Two-weapon fighting is for things like dual-dagger, and shortsword and dagger: two light weapons unless you take a Feat that’s in the PHB but not the SRD which allows you to fight with (say) rapier and dagger, or katana and wakisashi.

But what about aggressive sword-and-board? Let’s see how far we can get by just bastardizing the text.

Shield-Weapon Fighting
When you take the Attack action and attack with a light melee weapon that you’re holding in is being wielded with one hand, you can use a bonus action to attack with a different light melee weapon a shield that you’re holding in the other hand. You don’t add your ability modifier to the damage of the bonus attack, unless that modifier is negative. A medium shield strikes for 1d6 damage. You must be proficient with shields to take this fighting style.

Strikethrough is removed text; italics are added.

See above about being able to impose disadvantage on one attack directed at a shield-wielder by spending your reaction.
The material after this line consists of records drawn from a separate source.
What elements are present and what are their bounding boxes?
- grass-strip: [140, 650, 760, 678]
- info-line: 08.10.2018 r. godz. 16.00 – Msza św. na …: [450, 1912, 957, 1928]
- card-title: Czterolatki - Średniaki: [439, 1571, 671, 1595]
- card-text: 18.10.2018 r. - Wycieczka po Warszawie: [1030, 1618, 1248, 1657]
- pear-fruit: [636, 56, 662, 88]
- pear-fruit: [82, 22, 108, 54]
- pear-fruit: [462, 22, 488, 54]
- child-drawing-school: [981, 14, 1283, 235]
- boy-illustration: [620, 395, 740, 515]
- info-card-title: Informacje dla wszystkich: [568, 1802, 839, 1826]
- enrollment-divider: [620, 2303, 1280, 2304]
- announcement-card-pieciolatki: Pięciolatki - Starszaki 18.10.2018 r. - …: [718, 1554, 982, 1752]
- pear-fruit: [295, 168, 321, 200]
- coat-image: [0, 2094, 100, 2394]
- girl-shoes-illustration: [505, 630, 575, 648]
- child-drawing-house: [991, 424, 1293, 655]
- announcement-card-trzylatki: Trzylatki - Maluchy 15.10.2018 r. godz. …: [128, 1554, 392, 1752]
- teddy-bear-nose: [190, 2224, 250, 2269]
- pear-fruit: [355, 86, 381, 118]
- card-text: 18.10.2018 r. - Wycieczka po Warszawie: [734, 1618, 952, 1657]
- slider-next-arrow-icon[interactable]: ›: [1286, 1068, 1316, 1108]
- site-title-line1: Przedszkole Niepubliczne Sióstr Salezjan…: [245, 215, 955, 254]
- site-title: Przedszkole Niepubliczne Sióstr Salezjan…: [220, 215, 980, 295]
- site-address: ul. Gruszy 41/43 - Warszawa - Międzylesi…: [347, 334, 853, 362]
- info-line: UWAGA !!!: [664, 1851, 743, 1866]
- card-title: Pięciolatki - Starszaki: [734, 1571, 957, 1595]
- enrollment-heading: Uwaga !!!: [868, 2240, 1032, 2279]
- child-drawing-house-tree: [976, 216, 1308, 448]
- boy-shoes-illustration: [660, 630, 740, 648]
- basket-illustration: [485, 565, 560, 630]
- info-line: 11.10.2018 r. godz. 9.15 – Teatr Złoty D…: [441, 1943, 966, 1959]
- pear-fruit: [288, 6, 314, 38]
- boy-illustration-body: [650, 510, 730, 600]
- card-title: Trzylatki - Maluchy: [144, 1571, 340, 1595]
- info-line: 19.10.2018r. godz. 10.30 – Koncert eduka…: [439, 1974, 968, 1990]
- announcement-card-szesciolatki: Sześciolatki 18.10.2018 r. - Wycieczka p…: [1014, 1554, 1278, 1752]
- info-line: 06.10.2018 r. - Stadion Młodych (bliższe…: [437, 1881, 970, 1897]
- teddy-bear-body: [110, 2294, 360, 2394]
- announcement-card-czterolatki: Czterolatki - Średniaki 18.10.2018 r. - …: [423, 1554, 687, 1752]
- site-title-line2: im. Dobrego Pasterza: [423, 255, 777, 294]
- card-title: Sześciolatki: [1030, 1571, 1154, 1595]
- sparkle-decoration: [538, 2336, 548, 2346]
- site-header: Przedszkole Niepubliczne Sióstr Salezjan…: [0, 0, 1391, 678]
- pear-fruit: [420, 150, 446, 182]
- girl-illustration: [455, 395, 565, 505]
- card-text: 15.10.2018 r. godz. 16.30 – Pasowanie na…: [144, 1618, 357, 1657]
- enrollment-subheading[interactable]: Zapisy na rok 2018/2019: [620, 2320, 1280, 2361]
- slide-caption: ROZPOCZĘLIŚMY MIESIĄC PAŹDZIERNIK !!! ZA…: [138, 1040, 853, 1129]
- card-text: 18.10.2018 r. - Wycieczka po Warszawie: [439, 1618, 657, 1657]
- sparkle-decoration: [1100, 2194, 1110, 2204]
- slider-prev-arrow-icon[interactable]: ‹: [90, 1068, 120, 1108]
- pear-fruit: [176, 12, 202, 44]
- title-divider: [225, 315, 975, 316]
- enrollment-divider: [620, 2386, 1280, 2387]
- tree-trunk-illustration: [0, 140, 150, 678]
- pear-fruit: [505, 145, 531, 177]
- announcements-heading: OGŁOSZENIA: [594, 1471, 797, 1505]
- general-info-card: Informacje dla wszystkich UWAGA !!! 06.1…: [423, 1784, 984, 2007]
Much like the Two-Weapon Fighter Feat allows you to add both the ability bonus and to use not-light weapons, there should probably be a version for Shield-Weapon fighting.

Either that, or simply let “a different light melee weapon” be appended with “a shield.” This would be best if 5e included a buckler-sized shield (say, at +1 to AC) that was 2 lbs and considered a light weapon/armor, and then the medium shield would be considered a not-light version.

Note: allowing a buckler to be actively used to induce disadvantage on one attack, at the cost of spending your reaction, but give no AC bonus, that is, +0 to AC, but allows this use of the reaction, would be a good way to go here as well.

Another way to go would be to allow the primary weapon to be either light or finesse weapons, so that Two-Weapon fighting would include sword-and-buckler or Florentine sword-and-dagger, but you’d need the feat to do shield-and-longsword, flail, battleaxe, or shield-and-spear (which is versatile, not finesse).

That’s not bad either, and might be preferred so one doesn’t waste a feat/style to mimic one of the more popular cinematic and realistic fighting methods!

Parting Shot

One has to be careful about mucking about with fundamental stuff in a deeply playtested game such as 5e. Tweaking bounded accuracy or changing fundamental assumptions of how certain things work (or don’t) can ripple through with some pretty big unintended consequences.

Still, advantage/disadvantage is not considered to be breaking such things, and it already exists, in a way, for the Protection fighting style for others. There’s really nothing between +2 to AC for being proficient with a shield, and the Dodge action which is a total defense that gives disadvantage on all attacks thrown at you.

Allowing being proficient with a shield to give the benefits of a dodge to a single attack by spending what seems to be one’s precious reaction hopefully shouldn’t break much. It will give a boost to shields that makes them more useful, which I like a lot. But they’re still vulnerable to multiple attacks by one or many foes – they can’t be everywhere.

I’ll have to review my Dragon Heresy manuscript. I do some cool things with shields in that ruleset, but I wonder if some of the ideas I’ve had here should either be added, or even replace some of the existing concepts.